EDINBURGH (Diya TV) — Scotland’s political landscape has been rocked by the resignation of First Minister Humza Yousaf, marking a dramatic turn of events for the ruling Scottish National Party (SNP) and the nation’s governance.

Yousaf’s departure comes in the wake of the collapse of his coalition government, triggered by a dispute over climate policy with Green Party lawmakers. The unexpected breakdown of the coalition led to the Greens withdrawing their support and announcing plans to vote against Yousaf in a confidence motion.

Addressing reporters in a news conference on Monday, the son of Pakistani immigrants confirmed his resignation. John Swinney has been named his successor. His resignation marks the end of a brief tenure that began last March, with hopes of advancing the SNP’s agenda and bolstering the case for Scottish independence.

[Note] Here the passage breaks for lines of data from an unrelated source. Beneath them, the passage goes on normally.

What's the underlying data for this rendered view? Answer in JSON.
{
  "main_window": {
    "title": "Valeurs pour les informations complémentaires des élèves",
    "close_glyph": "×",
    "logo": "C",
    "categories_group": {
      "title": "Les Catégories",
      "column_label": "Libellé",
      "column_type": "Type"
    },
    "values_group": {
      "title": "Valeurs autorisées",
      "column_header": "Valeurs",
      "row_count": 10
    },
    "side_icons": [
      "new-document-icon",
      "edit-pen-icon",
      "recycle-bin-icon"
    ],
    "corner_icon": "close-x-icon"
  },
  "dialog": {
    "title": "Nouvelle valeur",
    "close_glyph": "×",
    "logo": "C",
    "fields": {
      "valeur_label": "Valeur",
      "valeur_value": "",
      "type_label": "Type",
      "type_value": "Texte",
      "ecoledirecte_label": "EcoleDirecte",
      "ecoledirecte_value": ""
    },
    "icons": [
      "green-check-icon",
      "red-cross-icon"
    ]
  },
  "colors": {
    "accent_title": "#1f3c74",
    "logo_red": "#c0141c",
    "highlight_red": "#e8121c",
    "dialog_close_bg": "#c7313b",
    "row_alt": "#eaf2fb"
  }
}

However, Yousaf’s leadership faced challenges from the outset, with legal issues plaguing the party and tensions within the coalition government. A decision to terminate the coalition agreement with the Greens proved to be a critical misstep, resulting in a loss of support and a subsequent struggle to retain his position.

Reflecting on his resignation, Yousaf acknowledged his misjudgment in handling the coalition agreement and expressed regret over the fallout with Green colleagues. He emphasized the importance of trust in governing effectively, recognizing the need for collaboration across party lines in a minority government.

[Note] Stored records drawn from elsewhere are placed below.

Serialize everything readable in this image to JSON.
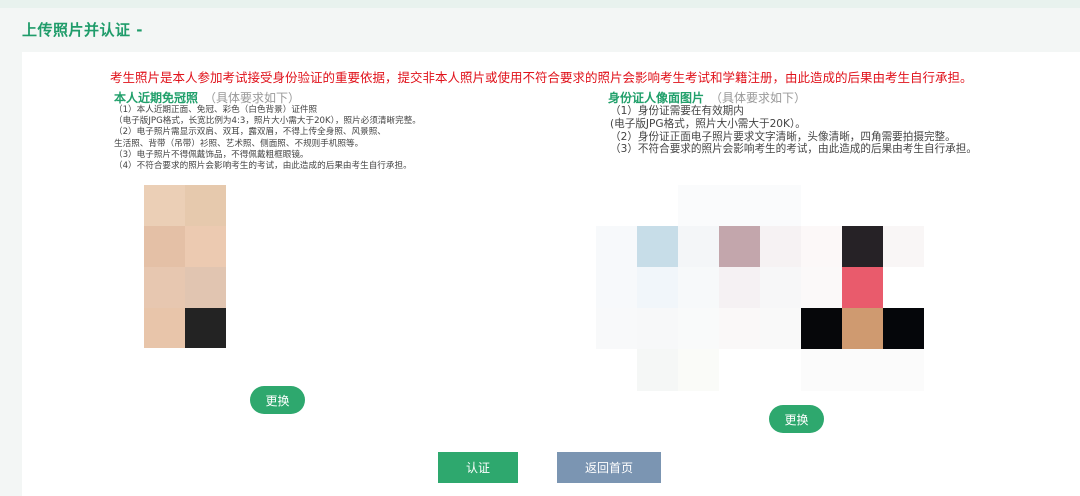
{
  "page_title": "上传照片并认证 -",
  "warning": "考生照片是本人参加考试接受身份验证的重要依据，提交非本人照片或使用不符合要求的照片会影响考生考试和学籍注册，由此造成的后果由考生自行承担。",
  "left_section": {
    "title": "本人近期免冠照",
    "note": "（具体要求如下）",
    "requirements": [
      "（1）本人近期正面、免冠、彩色（白色背景）证件照",
      "（电子版JPG格式，长宽比例为4:3，照片大小需大于20K），照片必须清晰完整。",
      "（2）电子照片需显示双肩、双耳，露双眉，不得上传全身照、风景照、",
      "生活照、背带（吊带）衫照、艺术照、侧面照、不规则手机照等。",
      "（3）电子照片不得佩戴饰品，不得佩戴粗框眼镜。",
      "（4）不符合要求的照片会影响考生的考试，由此造成的后果由考生自行承担。"
    ],
    "change_label": "更换"
  },
  "right_section": {
    "title": "身份证人像面图片",
    "note": "（具体要求如下）",
    "requirements": [
      "（1）身份证需要在有效期内",
      "(电子版JPG格式，照片大小需大于20K）。",
      "（2）身份证正面电子照片要求文字清晰，头像清晰，四角需要拍摄完整。",
      "（3）不符合要求的照片会影响考生的考试，由此造成的后果由考生自行承担。"
    ],
    "change_label": "更换"
  },
  "actions": {
    "confirm_label": "认证",
    "home_label": "返回首页"
  },
  "colors": {
    "brand_green": "#2ea86e",
    "title_green": "#1f9c6a",
    "warning_red": "#e0121b",
    "secondary_button": "#7b95b2"
  }
}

The SNP’s dominance in Scottish politics has faced mounting challenges in recent years, with issues ranging from campaign finance scandals to divisions over transgender rights undermining public confidence. Yousaf’s resignation adds to the uncertainty surrounding the party’s future leadership and its ability to navigate the complexities of governance in Scotland.

As the SNP prepares to elect a new leader, attention turns to the party’s efforts to rebuild trust and forge alliances within the Scottish Parliament. With the prospect of U.K.-wide parliamentary elections looming, the SNP faces pressure to address internal divisions and regain momentum in pursuit of its independence agenda.